A high court ruling which made an educational fund for poor white girls available to girls from all races was disputed in the Supreme Court of Appeal on Monday.
The curators of the multi-million-rand Emma Smith Educational Fund at the University of KwaZulu-Natal brought the appeal after the high court ruled against them.
The university had sought an order that would delete the words “European”, “British” and “or Dutch South African” from the trust that was established according to the will of the late KwaZulu-Natal industrialist Sir Charles George Smith, who died in 1941.
The trust holds that “European girls born of British South African or Dutch South African parents who have been resident in Durban for a period of at least three years immediately preceding the grant”, could benefit from the fund.
On Monday, the university, which manages the fund, submitted the phrase “born of British South African or Dutch South African parents” had ceased to have meaning in present-day South Africa. The words served to undermine the broader charitable purpose which Sir Charles sought to achieve, which was to help poor girls who would otherwise be unable to continue their studies.

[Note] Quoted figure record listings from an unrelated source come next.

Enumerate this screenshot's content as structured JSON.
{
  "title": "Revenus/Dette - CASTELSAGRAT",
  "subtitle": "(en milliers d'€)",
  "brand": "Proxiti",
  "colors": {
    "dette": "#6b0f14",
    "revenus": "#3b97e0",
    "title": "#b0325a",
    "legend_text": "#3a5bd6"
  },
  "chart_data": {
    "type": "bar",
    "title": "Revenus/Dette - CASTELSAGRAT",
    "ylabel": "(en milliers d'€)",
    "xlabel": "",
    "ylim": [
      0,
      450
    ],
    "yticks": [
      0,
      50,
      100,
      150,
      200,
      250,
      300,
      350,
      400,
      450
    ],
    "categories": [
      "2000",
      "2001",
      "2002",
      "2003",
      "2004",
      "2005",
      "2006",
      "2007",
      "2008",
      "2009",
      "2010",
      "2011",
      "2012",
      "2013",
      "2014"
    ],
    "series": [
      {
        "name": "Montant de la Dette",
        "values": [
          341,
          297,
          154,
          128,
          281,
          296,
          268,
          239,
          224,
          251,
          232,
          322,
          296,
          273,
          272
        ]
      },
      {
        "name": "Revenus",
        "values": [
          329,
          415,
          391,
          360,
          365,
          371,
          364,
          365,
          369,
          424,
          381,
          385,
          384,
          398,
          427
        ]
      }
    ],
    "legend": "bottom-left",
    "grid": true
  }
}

“The purpose of the bequest was to oversee disadvantages confronting poor woman in obtaining tertiary education,” according to court papers submitted by the university.
The university also submitted the words “European”, “British” and “or Dutch South African” should be struck from the terms governing the fund as they constitute racial discrimination.
The University of KwaZulu-Natal submitted it was no longer practical to carry out Sir Charles’ charitable purpose in the way he had stipulated.
The university’s lawyer D. Stewart told a panel of five judges that Sir Charles could not have foreseen how South Africa would change.
“[The will] did not foresee that racial exclusion terms would be a problem. [An] embarrassment for the university.”
The curators submitted to the SCA that the object of interpreting any bequest was to give effect to the testator’s wishes.
“The selection of recipients is a matter of freedom of testation.”
The two lawyers appointed as curators further submitted there were still enough applicants falling within the categories selected by Sir Charles for his objectives to be achieved.
If the university found it embarrassing to refuse to help non-white girls, it should ask the court to appoint other trustees.
The curators told the judges to keep in mind that if potential testators got the impression their intended benefits could be interfered with, they would shy away people from leaving money for the benefit of others.
“This would clearly be against the public interest.”
It was further submitted that the measuring of freedom of testation against unfair discrimination in the Bill of Rights would have serious implications for this “charitable instrument”.